“Saint Laurent” , the second film about the designer looks at Yves Saint Laurent’s life from 1967 to 1976, during which time the famed fashion designer was at the peak of his career. Director and co-writer Bertrand Bonello gives us a very slick look at one of the gods of modern fashion. In one of the scenes at the end of the film, we get a close-up of the face of a model who as a way to appease Yves (Gaspard Ulliel) and his desire for thin eyebrows, has each of hers methodically plucked, then brushed with a dark pencil. When she puts on a little lipstick, we see an entirely new face looking at us and that becomes the face of Yves Saint Laurent.
St. Laurent was a playboy and managed to sleep with whomever he wanted. Here we see him early on picking up models Betty Catroux and Loulou in nightclubs and persuading them to be both his muse and playmates while at the same time even though he and Pierre Bergé are lovers and business partners but that doesn’t stop St. Laurent from beginning a very intense drug-fuelled affair with model Jacques de Bauscher who happened to be designer Karl Lagerfeld’s boyfriend at the time. It is only the intervention of Bergé that brings this relationship to a quick close, but Berge also seems to be to continually pulling Saint Laurent out of trouble that he gets himself into.
I understand that Berge worked hard to stop this movie from being made which is interesting since it is flattering to him and we see him as the person who saved St. Laurent and the business.
Gaspard Ulliel is perfect as Saint Laurent. and Louis Garrel gives a brilliant performance as de Bauscher as does Jérémie Renier as Berge. The flashes forward into the future that show Saint Laurent as an old man and portrayed by Helmut Berger, are the weak spots of the film.
The clothes are wonderful throughout.

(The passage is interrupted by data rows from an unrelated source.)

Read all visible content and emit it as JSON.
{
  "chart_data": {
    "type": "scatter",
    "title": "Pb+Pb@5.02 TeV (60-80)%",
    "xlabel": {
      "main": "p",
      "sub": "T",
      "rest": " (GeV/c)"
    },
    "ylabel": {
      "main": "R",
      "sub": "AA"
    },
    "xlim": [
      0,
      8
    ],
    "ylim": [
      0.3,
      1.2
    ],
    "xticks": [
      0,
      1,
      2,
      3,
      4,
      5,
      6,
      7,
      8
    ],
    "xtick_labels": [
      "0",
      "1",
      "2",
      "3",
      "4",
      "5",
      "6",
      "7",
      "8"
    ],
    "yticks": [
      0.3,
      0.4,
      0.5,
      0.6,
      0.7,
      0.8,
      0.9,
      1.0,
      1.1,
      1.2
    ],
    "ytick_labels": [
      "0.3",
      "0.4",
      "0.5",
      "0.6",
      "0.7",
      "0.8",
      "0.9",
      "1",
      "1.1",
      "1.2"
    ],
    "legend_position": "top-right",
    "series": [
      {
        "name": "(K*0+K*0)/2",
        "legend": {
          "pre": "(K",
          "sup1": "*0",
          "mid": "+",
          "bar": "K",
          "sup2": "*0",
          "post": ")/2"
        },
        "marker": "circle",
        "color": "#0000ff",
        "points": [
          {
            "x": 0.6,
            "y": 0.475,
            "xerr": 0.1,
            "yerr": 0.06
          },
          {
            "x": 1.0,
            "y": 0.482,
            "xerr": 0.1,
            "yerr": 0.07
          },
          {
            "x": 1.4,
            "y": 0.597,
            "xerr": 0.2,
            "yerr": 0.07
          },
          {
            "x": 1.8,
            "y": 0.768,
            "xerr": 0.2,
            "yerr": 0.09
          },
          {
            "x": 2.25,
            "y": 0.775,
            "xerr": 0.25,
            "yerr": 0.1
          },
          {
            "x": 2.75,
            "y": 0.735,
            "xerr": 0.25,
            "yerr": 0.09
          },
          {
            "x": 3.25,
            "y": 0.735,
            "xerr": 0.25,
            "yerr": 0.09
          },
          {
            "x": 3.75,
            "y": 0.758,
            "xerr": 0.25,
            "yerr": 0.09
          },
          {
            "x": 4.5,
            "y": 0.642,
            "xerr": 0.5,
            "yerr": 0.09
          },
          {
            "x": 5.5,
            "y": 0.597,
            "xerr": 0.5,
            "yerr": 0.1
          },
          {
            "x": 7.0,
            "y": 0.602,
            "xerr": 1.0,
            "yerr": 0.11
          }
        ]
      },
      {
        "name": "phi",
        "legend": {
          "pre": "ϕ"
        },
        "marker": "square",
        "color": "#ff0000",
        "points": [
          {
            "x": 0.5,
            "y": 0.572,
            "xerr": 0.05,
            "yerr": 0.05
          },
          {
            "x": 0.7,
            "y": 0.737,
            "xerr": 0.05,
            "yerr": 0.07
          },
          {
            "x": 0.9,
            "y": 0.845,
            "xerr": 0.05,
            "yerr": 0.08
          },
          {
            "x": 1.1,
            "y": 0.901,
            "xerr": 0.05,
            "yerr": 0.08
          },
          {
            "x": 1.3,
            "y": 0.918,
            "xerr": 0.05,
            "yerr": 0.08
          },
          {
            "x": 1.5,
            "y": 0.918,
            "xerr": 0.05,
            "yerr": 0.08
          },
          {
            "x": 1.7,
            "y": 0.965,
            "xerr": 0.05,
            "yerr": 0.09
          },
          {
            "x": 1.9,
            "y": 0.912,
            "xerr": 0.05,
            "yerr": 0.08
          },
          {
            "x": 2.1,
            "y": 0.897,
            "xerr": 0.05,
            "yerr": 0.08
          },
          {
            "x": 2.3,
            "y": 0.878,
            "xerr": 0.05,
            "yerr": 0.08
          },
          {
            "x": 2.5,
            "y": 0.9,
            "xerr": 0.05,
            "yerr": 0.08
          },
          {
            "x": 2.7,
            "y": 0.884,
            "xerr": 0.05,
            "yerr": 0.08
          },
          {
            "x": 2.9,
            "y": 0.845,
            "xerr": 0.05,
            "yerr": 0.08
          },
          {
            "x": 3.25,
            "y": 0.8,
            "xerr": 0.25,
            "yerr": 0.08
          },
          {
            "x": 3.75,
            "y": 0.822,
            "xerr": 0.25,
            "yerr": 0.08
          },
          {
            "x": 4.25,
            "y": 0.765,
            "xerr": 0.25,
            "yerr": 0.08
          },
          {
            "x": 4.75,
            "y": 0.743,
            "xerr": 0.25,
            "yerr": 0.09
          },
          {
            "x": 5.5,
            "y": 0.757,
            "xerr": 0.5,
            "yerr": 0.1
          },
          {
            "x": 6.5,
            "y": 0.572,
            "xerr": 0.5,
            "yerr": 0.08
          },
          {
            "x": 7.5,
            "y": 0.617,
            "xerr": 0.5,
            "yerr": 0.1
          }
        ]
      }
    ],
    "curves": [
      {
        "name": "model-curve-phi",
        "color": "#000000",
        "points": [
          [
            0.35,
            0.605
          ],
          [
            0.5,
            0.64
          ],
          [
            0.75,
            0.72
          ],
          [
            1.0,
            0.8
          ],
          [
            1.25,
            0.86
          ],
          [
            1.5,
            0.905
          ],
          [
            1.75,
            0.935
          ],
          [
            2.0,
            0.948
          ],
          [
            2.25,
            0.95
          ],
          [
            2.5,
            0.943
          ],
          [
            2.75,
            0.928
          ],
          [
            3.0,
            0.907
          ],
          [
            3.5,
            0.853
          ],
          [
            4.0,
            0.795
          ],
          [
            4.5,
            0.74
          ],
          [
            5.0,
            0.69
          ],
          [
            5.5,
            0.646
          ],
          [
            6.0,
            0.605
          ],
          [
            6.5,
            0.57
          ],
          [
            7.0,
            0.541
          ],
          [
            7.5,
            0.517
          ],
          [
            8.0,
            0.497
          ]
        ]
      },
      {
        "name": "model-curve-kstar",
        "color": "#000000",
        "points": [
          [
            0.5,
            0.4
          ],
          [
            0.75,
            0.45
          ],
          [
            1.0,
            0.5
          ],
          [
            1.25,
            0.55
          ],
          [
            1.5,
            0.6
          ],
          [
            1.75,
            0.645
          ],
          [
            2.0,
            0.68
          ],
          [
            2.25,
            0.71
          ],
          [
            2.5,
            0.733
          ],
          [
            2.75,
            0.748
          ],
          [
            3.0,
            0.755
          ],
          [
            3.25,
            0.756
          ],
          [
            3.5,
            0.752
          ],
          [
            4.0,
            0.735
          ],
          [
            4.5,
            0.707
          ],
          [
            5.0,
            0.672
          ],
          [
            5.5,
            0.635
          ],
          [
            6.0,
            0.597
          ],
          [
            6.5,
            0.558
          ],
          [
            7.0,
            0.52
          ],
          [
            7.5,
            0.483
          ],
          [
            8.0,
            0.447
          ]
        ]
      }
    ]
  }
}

The film ends with Saint Laurent’s exquisite Moroccan-inspired collection in 1976 which ended the creative dry-spell that the designer had been going through, and which seemed a fitting way to recognize the genius of one of fashion’s giants.
The movie was France’s Official Submission to the Academy of Motion Pictures for a Best Foreign Movie Nomination, meanwhile Ms. Romand won a César Award (French Oscar) for work, plus M. Saint Laurent’s dog Moujik actually won a special Palm Award at the Cannes Film Festival for his painfully sad ‘dying’ scene.